Abstract

INTRODUCTION: Transoral incisionless fundoplication (TIF) is an attractive alternative to the traditional surgical fundoplications for the treatment of gastroesophageal reflux disease (GERD). Ideal candidates are limited to patients with hiatal hernia (HH), diaphragmatic hiatus (DH) ≤ 2cm, and Hill Grade (HG) I or II because TIF does not address the HH component of GERD. A novel approach of TIF immediately preceded by HH repair, coined concomitant TIF (cTIF), has emerged as a possible solution to address these limitations. The purpose of this study is to assess the efficacy, safety and feasibility of cTIF using a collaborative approach between Interventional Gastroenterology and Foregut Surgery. METHODS: Subjects with a HH or DH too large to undergo TIF (>2 cm), Barrett’s esophagus, LA class C esophagitis or a DeMeester score >50 were selected for cTIF. Subjects underwent HH repair by a surgeon followed by TIF by a gastroenterologist inone combined procedure. Variables studied included age, BMI, HH size, Proton Pump Inhibitor (PPI) or H2 blocker (H2B) use pre and post procedure, and symptoms based on the Reflux Disease Questionnaire (RDQ), GERD Health Related Quality of Life (HRQL) Index and the Reflux Symptom Index (RSI).
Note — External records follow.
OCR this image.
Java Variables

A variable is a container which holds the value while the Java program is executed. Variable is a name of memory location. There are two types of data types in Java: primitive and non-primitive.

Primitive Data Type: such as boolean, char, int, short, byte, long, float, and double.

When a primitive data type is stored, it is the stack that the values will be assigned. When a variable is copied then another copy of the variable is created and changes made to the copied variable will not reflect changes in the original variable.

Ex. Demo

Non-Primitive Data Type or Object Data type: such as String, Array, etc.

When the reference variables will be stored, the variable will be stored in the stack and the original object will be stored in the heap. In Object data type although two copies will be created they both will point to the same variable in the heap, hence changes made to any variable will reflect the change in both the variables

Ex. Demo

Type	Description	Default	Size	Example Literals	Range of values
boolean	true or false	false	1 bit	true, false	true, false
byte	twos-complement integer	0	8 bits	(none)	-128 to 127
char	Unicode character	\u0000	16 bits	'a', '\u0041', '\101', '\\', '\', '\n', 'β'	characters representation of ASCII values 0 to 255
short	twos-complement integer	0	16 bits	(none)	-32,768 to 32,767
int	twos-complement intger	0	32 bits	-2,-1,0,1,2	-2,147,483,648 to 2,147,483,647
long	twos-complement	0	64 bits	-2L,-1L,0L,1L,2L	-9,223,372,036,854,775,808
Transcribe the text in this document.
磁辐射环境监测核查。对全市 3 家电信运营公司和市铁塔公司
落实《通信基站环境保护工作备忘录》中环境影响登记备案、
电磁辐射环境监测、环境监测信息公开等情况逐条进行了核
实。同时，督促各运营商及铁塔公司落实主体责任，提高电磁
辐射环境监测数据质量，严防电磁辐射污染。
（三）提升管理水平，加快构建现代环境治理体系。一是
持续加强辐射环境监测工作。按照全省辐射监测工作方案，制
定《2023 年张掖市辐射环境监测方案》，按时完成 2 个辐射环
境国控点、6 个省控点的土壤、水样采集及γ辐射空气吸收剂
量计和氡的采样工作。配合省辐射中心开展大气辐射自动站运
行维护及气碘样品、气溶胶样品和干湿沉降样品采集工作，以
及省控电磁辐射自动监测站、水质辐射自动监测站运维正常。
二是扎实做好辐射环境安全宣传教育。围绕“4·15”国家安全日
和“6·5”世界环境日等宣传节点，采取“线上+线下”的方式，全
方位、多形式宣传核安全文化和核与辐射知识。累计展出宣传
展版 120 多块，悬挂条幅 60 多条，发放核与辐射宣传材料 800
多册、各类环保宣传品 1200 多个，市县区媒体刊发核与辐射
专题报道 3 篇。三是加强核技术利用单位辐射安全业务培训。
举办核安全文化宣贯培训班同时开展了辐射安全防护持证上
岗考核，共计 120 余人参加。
RESULTS: 34 subjects underwent cTIF, and of those 18 patients had follow up data greater than 6 months. At the time of cTIF, mean age was 59.8 and 17 were male. Mean HH measurement was 2.7 cm. Pre-cTIF, 30 subjects were on PPIs. There was 100% success rate in performing TIF after hiatus repair. 12 months post cTIF, 86% of patients were off PPI. RDQ for symptom frequency was 17.4 pre-cTIF and 4.78 post-cTIF (P < 0.01). RDQ for symptom severity was 16.7 pre-cTIF and 4.56 post-cTIF (P < 0.06). GERD-HRQL for heartburn severity was 23.3 pre-cTIF and 7.37 post-cTIF (P < 0.01). GERD-HRQL for regurgitation severity was 14.3 pre-cTIF and 0 post-cTIF (P = 0.05). RSI was 17.7 pre-cTIF and 8.1 post-cTIF (P < 0.01). CONCLUSION: These early results suggest that concomitant HH repair and TIF appear to be safe and effective in patients with HH or diaphragmatic hiatus too large to undergo TIF alone and severe esophagitis. Many of these patients would not have met traditional criteria for complete or even partial fundoplication and so these patients may be receiving surgical therapy earlier in the disease spectrum. Prospective randomized studies comparing cTIF to laparoscopic Nissen Fundoplication are warranted.